TÜRMOB Kurul Üyesi Hayrettin Başaran, mali müşavirlere yeşil pasaport verilmesinin mesleğin ekonomik ve kamusal rolünü güçlendireceğini belirterek, bu adımın uluslararası alanda Türkiye’nin rekabet gücünü artıracağını söyledi.

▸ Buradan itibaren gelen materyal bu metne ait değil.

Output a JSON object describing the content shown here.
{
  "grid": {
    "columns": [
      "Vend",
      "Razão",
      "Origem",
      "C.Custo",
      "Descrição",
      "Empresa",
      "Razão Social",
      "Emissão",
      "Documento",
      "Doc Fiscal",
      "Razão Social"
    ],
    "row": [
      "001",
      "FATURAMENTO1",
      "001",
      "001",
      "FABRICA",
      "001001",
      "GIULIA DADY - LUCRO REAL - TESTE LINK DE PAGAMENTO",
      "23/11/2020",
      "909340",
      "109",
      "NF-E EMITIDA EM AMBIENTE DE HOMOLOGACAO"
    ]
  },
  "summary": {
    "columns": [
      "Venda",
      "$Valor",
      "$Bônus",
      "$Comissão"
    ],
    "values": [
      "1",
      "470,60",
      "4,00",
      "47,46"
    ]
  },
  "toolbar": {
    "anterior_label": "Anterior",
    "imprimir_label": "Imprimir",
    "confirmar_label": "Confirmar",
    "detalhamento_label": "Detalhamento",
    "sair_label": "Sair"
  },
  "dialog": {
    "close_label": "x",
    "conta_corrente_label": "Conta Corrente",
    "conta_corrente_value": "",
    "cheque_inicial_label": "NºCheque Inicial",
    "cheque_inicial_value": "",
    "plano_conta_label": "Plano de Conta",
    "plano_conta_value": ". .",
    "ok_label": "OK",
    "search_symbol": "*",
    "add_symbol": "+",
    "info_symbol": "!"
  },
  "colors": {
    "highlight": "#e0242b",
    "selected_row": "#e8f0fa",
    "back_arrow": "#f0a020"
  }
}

TÜRMOB Ücret Tespit ve Mesleki Hizmetleri Geliştirme Kurul Üyesi Hayrettin Başaran, Serbest Muhasebeci Mali Müşavirler ile Yeminli Mali Müşavirlerin 10 yıl görev yapmış olmaları halinde yeşil pasaport alabilmesini öngören kanun teklifine ilişkin bir basın açıklaması yaptı. Başaran, mali müşavirlere yeşil (hususi) pasaport verilmesinin mesleğin ulusal ve uluslararası düzeydeki önemini yansıttığını belirterek, şu ifadeleri kullandı: “Mali Müşavirlere yeşil pasaport (hususi pasaport) verilmesi, mesleklerinin ülke ekonomisine katkıları, uluslararası iş yapma kapasiteleri ve kamusal rollerine dayalı olarak haklı bir talep olarak değerlendirilmelidir. Mali müşavirlere yeşil pasaport verilmesinin gerekçeleri; ülke ekonomisine katkı ve kamusal rolümüz, vergi sisteminin işlerliğini sağlamamız, işletmelerin finansal sağlığını güçlendirmemiz, ekonomik istikrar ve şeffaflığa katkımız, girişimcilik ve yatırım ekosistemini desteklememiz, toplumsal refah ve vergi bilinçlendirmesine katkımız, büyüme ve istihdama katkımız, ekonomik dalgalanmalarda işletmelere yol göstermemiz ve kriz yönetimindeki rolümüzdür. Kamu maliyesine destek veriyor, vergi gelirlerinin düzenli toplanması ve kamu harcamalarının finanse edilmesi için vazgeçilmez bir rol oynuyoruz.
Mali müşavirler, ülke ekonomisinin hem mikro (işletme) hem de makro (devlet) düzeyde düzgün işleyişi için bir köprü görevi görür. Vergi sisteminin omurgasını oluştururken, işletmelerin büyümesini ve toplumun bilinçlenmesini sağlarlar.” Başaran, bu talebin yalnızca bir ayrıcalık değil, mesleğin ekonomik katkısının tanınması anlamına geldiğini vurgulayarak, “Mali müşavirlere yeşil pasaport verilmesi hem mesleğin ekonomik katkısının tanınması hem de uluslararası alanda daha etkin olmalarını sağlamak açısından mantıklı bir adımdır. Bu talep, devletin meslek gruplarına verdiği değeri göstermesi ve Türkiye’nin küresel ekonomideki rekabet gücünü artırması için bir fırsat olarak görülebilir.” dedi.